Bis jetzt habe ich das Thema „Selbstwert“ damit nicht bearbeitet. „Der Emotionscode“ ist nur eine Methode von vielen. Jedoch – so denke ich – wird die Emotion (egal wie wir sie lösen), wenn sie vererbt ist wie oben genannt, in der gesamten Timeline gelöst.

Die IITM-Methode

Heute wandte ich die Frage an „Wenn mein Selbstwert ein Baum wäre, was wäre es dann?“

Diese Fragetechnik entstammt der IITM-Methode aus England, welche ich bei Sarah Hadinoto erlernt habe. Diese Methode ist die für mich schnellstwirkende und vor allen Dingen Bewusstseins erweiternde Methode, die ich bislang kennen gelernt habe. Leider gibt es noch kein Buch darüber. Nachdem ich einige Sitzungen bei Sarah Hadinoto erfahren durfte und für mich unerklärliche aber erlösende Reaktionen in mir passierten, habe ich an einem Wochenende die Basics dieser Methode erlernt. Ich erzähle Dir das nur deshalb, um Dich darauf vorzubereiten, dass das, was jetzt kommt, eventuell für Dich nicht nachvollziehbar ist. Aber das ist nicht so wichtig. Wichtig ist nur das Endergebnis.

Und nun wird´s interessant 🙂

„Wenn mein Selbstwert ein Baum wäre, was wäre es dann?“

Es zeigte sich ein Bäumchen in einem lichten, von hohen und anderen kleinen Bäumen bewachsener Wald. Mein kleines Bäumchen maß vielleicht gerade einen Meter oder ein wenig mehr.

„Wie sieht die Wurzel aus?“ lautete die nächste Frage.

Interessanter Weise sah sie groß und kräftig aus.
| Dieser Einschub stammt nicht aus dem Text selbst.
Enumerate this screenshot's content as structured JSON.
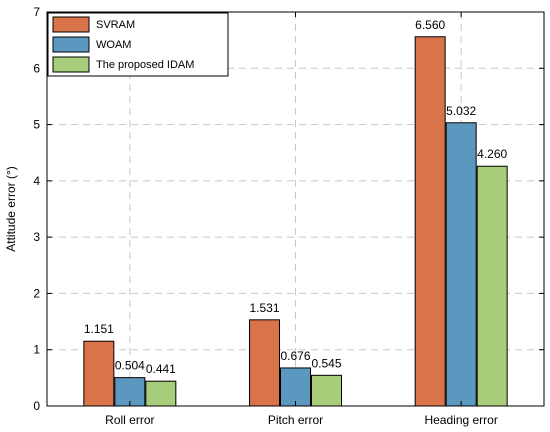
{
  "chart_data": {
    "type": "bar",
    "title": "",
    "xlabel": "",
    "ylabel": "Attitude error (°)",
    "categories": [
      "Roll error",
      "Pitch error",
      "Heading error"
    ],
    "series": [
      {
        "name": "SVRAM",
        "color": "#d9734a",
        "values": [
          1.151,
          1.531,
          6.56
        ],
        "labels": [
          "1.151",
          "1.531",
          "6.560"
        ]
      },
      {
        "name": "WOAM",
        "color": "#5b98bf",
        "values": [
          0.504,
          0.676,
          5.032
        ],
        "labels": [
          "0.504",
          "0.676",
          "5.032"
        ]
      },
      {
        "name": "The proposed IDAM",
        "color": "#a7cc7a",
        "values": [
          0.441,
          0.545,
          4.26
        ],
        "labels": [
          "0.441",
          "0.545",
          "4.260"
        ]
      }
    ],
    "ylim": [
      0,
      7
    ],
    "yticks": [
      0,
      1,
      2,
      3,
      4,
      5,
      6,
      7
    ],
    "grid": true,
    "legend_position": "top-left"
  }
}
So als gehöre sie zu einem dieser wunderschönen hochgewachsenen Bäume in der Nähe. Den Wurzeln fehlten also nichts, um das Bäumchen, den Stamm, Äste, Zweige und Blätter (es waren keine Nadeln) zu nähren. Ich sah, wie die Energie von außen in die Wurzel und in die Erde floss. Es gelang mir nicht, den Energiefluss umzukehren, also von der Wurzel an die Oberfläche in den Stamm hinauf zur Krone. Eine zweite Möglichkeit wäre, die Energie über einen imaginären Torus von der Wurzel in die Krone hinab durch den Baum zur Wurzel fließen zu lassen. Doch das sollte mir auch nicht gelingen.

In der Tiefe meines Herzens und somit meines Bewusstseins (in der Wurzel) wusste ich um die Größe, die Bedeutung, den Wert meiner Selbst. Doch es gelang mir nicht, diese Energie an die Oberfläche – für alle sichtbar – zu bringen. Zwischen versteckter Wurzel und sichtbarer Oberfläche war also etwas.

Meine nächste Frage: „Wenn es möglich wäre, die Energie aus der Wurzel in den gesamten Baum zu transportieren, was würde mit dem Baum geschehen?“ Natürlich er wuchs in rasanter Geschwindigkeit zu einem sehr hohen, schlanken aber kräftigen Baum der Sonne entgegen. Dieser Baum symbolisierte also meinen Selbstwert, wenn ich ihn denn zeigen würde. Blieb noch die Frage, was den Energiefluss blockierte oder besser, wie ich diese Blockade lösen könnte.

Ich fing wieder an zu fragen: „Wenn diese Blockade ein Baum wäre, was wäre sie dann.“

Die Antwort: „Eine dicke Eiche.“ Die Aufgabe wäre nun, diese dicke, vielleicht schon über Hundert Jahre alte Eiche restlos verschwinden zu lassen. Das glaube ich, hätte ich alleine geschafft.

Mir fiel der Emotionscode ein, womit man sogenannte Herzmauern ablöst. Alle negative Emotionen erschaffen eine Herzmauer. Deshalb fragte ich: „Wenn diese Energiefluss-Blockade eine Mauer wäre….“ Die Antwort: „Eine dicke Burgmauer“ (Burgmauern sind garantiert älter als Hundert Jahre!).

Wie innen – so außen

Oft habe ich von der Beziehung zwischen Selbstwert und Geld gehört – Du auch?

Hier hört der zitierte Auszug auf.